Those search terms: “Public Enemy” and “consider yourself warned.”
The search would’ve shown “consider yourself warned” was a term used by Public Enemy — a political rap group popular in the 1980s and early ‘90s — to start the album, “It Takes a Nation of Millions to Hold Us Back,” one of the most critically acclaimed albums in recording history.
Instead, when a DOJ investigator found this tweet Sept. 30 on Erious Johnson Jr.’s Twitter feed, he determined it was a threat.
Consider yourselves…WARNED!!! pic.twitter.com/mBYEgHdpqj— Erious J., Jr. (@EriousEsq) January 20, 2015
The report shows the employee was concerned that Johnson, who heads the Oregon Department of Justice’s Civil Rights Division, “constituted a potential threat to police.”
According to the DOJ report, the investigator was also concerned about a tweet on Johnson’s feed showing a picture of the rap group NWA choking a police officer.
“Once [name redacted] conducted the search, the lack of a diverse or alternative point of view regarding the import of the search results contributed to the belief,” the report reads.
That portrait hangs at The Know, a Northeast Portland bar that serves as a punk venue.
The investigator, whose name is redacted in a report released by the DOJ, was looking at Johnson’s Twitter feed as part of an investigation into social media accounts using the “Black Lives Matter” hashtag, as well as the term “F—- the police.”
The unnamed investigator used a new tool at the DOJ to conduct the search, Digital Stakeout. It allows investigators to browse social media for specific terms within a defined geographic area.
Carolyn Walker of the Portland law firm Stoel Rives prepared the DOJ report at the request of Attorney General Ellen Rosenblum, who wanted “an independent and critical” look at why investigators in her agency were looking at Oregonians who used the “Black Lives Matter” hashtag.

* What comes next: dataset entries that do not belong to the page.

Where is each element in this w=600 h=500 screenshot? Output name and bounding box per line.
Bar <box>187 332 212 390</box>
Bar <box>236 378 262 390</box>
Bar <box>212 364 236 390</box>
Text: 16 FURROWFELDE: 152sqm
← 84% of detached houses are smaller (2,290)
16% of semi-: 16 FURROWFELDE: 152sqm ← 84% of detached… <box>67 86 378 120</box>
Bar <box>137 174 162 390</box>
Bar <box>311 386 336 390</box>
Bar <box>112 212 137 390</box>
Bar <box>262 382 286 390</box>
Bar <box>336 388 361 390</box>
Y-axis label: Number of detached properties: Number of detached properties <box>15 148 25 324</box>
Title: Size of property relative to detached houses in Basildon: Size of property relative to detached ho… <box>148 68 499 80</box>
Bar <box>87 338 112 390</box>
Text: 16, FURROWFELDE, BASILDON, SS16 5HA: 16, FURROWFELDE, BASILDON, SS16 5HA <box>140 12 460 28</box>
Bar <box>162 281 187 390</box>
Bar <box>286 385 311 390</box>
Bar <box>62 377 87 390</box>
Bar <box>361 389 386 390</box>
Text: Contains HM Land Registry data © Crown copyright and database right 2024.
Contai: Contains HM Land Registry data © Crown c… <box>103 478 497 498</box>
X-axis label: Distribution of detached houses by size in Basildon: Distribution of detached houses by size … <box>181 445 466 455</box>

Ultimately, after a five-month investigation, Walker determined that “intelligence unit employees have not received adequate cultural competency training, or training on anti-racial profiling, hidden or implicit bias, and/or diversity training.”
A ‘Deficient’ Investigation
The DOJ conducted the investigation after the Urban League of Portland, Oregon ACLU and Oregon AFL-CIO sent a letter to Rosenblum raising concerns about potential racial profiling.

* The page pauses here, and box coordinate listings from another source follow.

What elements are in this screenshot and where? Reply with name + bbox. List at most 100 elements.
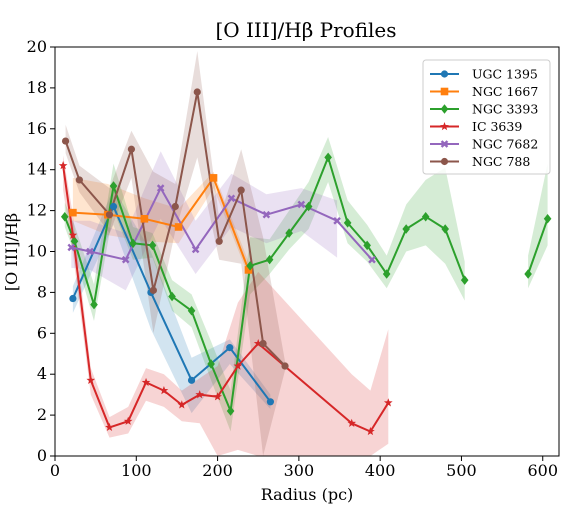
x-tick-label: 500 — [446, 461, 477, 480]
y-axis-label: [O III]/Hβ — [2, 213, 21, 291]
y-tick-label: 10 — [27, 242, 47, 261]
ngc-788-point — [237, 186, 245, 194]
ngc-788-point — [193, 88, 201, 96]
ngc-1667-point — [174, 223, 183, 231]
ngc-7682-point — [368, 255, 376, 264]
ngc-788-point — [215, 237, 223, 245]
ngc-1667-point — [140, 214, 149, 223]
ngc-3393-point — [343, 218, 352, 228]
ngc-3393-line — [63, 156, 466, 412]
ngc-7682-point — [297, 200, 306, 209]
ngc-3393-point — [90, 299, 98, 310]
ngc-788-point — [75, 176, 83, 184]
ic-3639-point — [253, 338, 263, 348]
ngc-788-point — [105, 211, 114, 219]
y-tick-label: 0 — [37, 446, 47, 465]
legend-label-ngc-7682: NGC 7682 — [472, 137, 538, 152]
x-tick-label: 100 — [121, 461, 152, 480]
ic-3639-point — [383, 398, 393, 407]
ngc-3393-point — [460, 275, 469, 285]
legend-marker-ngc-788 — [440, 157, 449, 166]
legend-marker-ngc-7682 — [440, 140, 449, 148]
ngc-3393-band — [64, 137, 465, 432]
y-tick-label: 6 — [37, 323, 47, 342]
ic-3639-point — [86, 375, 96, 385]
x-axis-label: Radius (pc) — [261, 485, 354, 504]
ngc-7682-point — [121, 255, 130, 264]
ngc-3393-point — [207, 359, 215, 369]
legend-marker-ngc-1667 — [440, 87, 449, 96]
ngc-3393-point — [304, 201, 313, 212]
ugc-1395-point — [69, 294, 77, 303]
ic-3639-point — [233, 361, 243, 370]
ngc-3393-point — [524, 269, 532, 279]
ugc-1395-point — [226, 344, 234, 352]
ngc-3393-point — [441, 224, 449, 234]
ngc-3393-point — [324, 152, 332, 163]
ngc-3393-point — [421, 211, 430, 222]
ic-3639-point — [105, 422, 114, 432]
legend-label-ngc-788: NGC 788 — [472, 154, 530, 169]
legend-label-ngc-3393: NGC 3393 — [472, 102, 538, 117]
ngc-788-point — [259, 339, 267, 348]
x-tick-label: 0 — [50, 461, 60, 480]
ngc-3393-point — [543, 214, 552, 224]
ic-3639-point — [366, 426, 375, 436]
ngc-3393-point — [60, 211, 69, 222]
ugc-1395-point — [187, 376, 196, 384]
ngc-3393-point — [265, 254, 274, 265]
x-tick-label: 200 — [202, 461, 233, 480]
ngc-1667-point — [209, 174, 218, 182]
legend-label-ngc-1667: NGC 1667 — [472, 84, 538, 99]
y-axis: 0 2 4 6 8 10 12 14 16 18 20 — [27, 37, 55, 465]
ngc-788-point — [281, 362, 289, 370]
y-tick-label: 4 — [37, 364, 47, 383]
ngc-7682-point — [86, 247, 94, 256]
ngc-7682-point — [262, 210, 271, 219]
y-tick-label: 20 — [27, 37, 47, 56]
series-markers — [58, 88, 552, 436]
ic-3639-point — [195, 390, 205, 399]
ngc-3393-point — [402, 224, 410, 234]
x-tick-label: 400 — [365, 461, 396, 480]
ngc-788-point — [149, 286, 157, 294]
ngc-3393-point — [226, 406, 235, 416]
ngc-1667-line — [72, 176, 250, 271]
ngc-3393-line — [527, 218, 549, 275]
y-tick-label: 8 — [37, 282, 47, 301]
ic-3639-point — [347, 418, 357, 427]
ugc-1395-point — [109, 202, 118, 211]
ngc-3393-point — [109, 181, 118, 191]
ngc-7682-band — [71, 151, 338, 291]
ic-3639-point — [159, 386, 169, 395]
legend-marker-ic-3639 — [440, 121, 449, 131]
ngc-788-point — [127, 145, 136, 153]
series-lines — [62, 91, 549, 433]
ic-3639-point — [177, 400, 187, 409]
ugc-1395-band — [72, 188, 271, 414]
legend-box — [422, 59, 551, 175]
x-axis: 0 100 200 300 400 500 600 — [50, 456, 558, 480]
ngc-7682-point — [333, 217, 341, 225]
y-tick-label: 14 — [27, 160, 47, 179]
ic-3639-point — [123, 416, 133, 425]
ngc-7682-point — [191, 245, 200, 254]
ic-3639-point — [68, 230, 78, 239]
ngc-3393-point — [285, 228, 293, 238]
ic-3639-point — [141, 377, 151, 387]
ngc-788-point — [171, 202, 179, 211]
ngc-3393-point — [168, 291, 176, 302]
legend: UGC 1395 NGC 1667 NGC 3393 IC 3639 NGC 7682 N… — [422, 59, 551, 175]
ic-3639-band — [63, 155, 389, 456]
y-tick-label: 16 — [27, 119, 47, 138]
ic-3639-point — [213, 392, 222, 401]
ngc-3393-point — [363, 240, 371, 251]
ngc-3393-point — [246, 261, 254, 271]
y-tick-label: 18 — [27, 78, 47, 97]
ngc-7682-point — [156, 184, 165, 192]
ngc-3393-point — [129, 238, 137, 249]
ngc-3393-point — [70, 236, 79, 247]
x-tick-label: 300 — [284, 461, 315, 480]
ngc-3393-band — [528, 163, 548, 289]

“It is improper, and potentially unlawful, for the Oregon Department of Justice to conduct surveillance and investigations on an Oregonian merely for expressing a viewpoint, or for being a part of a social movement,” Urban League President and CEO Nkenge Harmon Johnson wrote Nov. 10.
Harmon Johnson alerted the AFL-CIO and the ACLU to the search. She is married to Erious Johnson Jr., and was concerned that if her husband was being targeted by the DOJ, then other social media users were also targeted in these “threat assessments.”
Initially, the groups believed the DOJ would include them in updates on the investigation, as well as to help craft policies to prevent this type of profiling, but Harmon Johnson has since described the investigation as “deficient.”
Harmon Johnson said the coalition has been shut out of the process. She acknowledged the Urban League received a copy of the report Monday, but said a review would be necessary before she could comment more fully.
Investigators Need ‘Leadership’
The report commissioned by the DOJ suggests that two employees potentially broke state laws with their searches, but ultimately acted on their own volition. The report shows these employees did not just focus on the hashtag Black Lives Matter.
According to the report, the terms “black bloc,” “KKK,” “Neo-Nazi,” “white pride,” and “Umpqua shooting” were among the more than 30 terms searched, along with “Black Lives Matter.”
The employee who searched Johnson’s tweets told Walker that Johnson’s social media “makes it appear that law enforcement hate everything that Martin Luther King stood for” and his posts were “making all white people appear to be racist.”
Tweets that are clearly comments on pop culture and gentrification were also construed as active threats against law enforcement, including that Public Enemy tweet.
When the investigator brought his misguided findings to a coworker, he was encouraged by the coworker to notify his supervisor. The report moved up the chain of command until it reached Rosenblum Oct. 13.
By Nov. 12, Special Agent In Charge Steve McIntosh sent an email to all DOJ employees, directing them to stop using social media monitoring tools and not to delete any saved searches on their computers.
The employee that searched Johnson’s Twitter stated in a Dec. 18 interview with Walker that he was never told to stop using Digital Stakeout, and continued to do so until he was put on administrative leave. However, the employee stated in a follow up March 9 interview that he had stopped using the tool, even before he was directed to cease use.
“[Name redacted] did not explain his earlier contradictory statements,” Walker wrote in her report.
Walker concluded that the department needs a better understanding of what it can, and cannot, do.
“The Intelligence Unit as a whole would benefit from clear and consistent leadership and direction regarding the relevant statutes and regulations to their daily activities,” Walker wrote in the report.
Rosenblum did immediately issue an official statement on Walker’s report.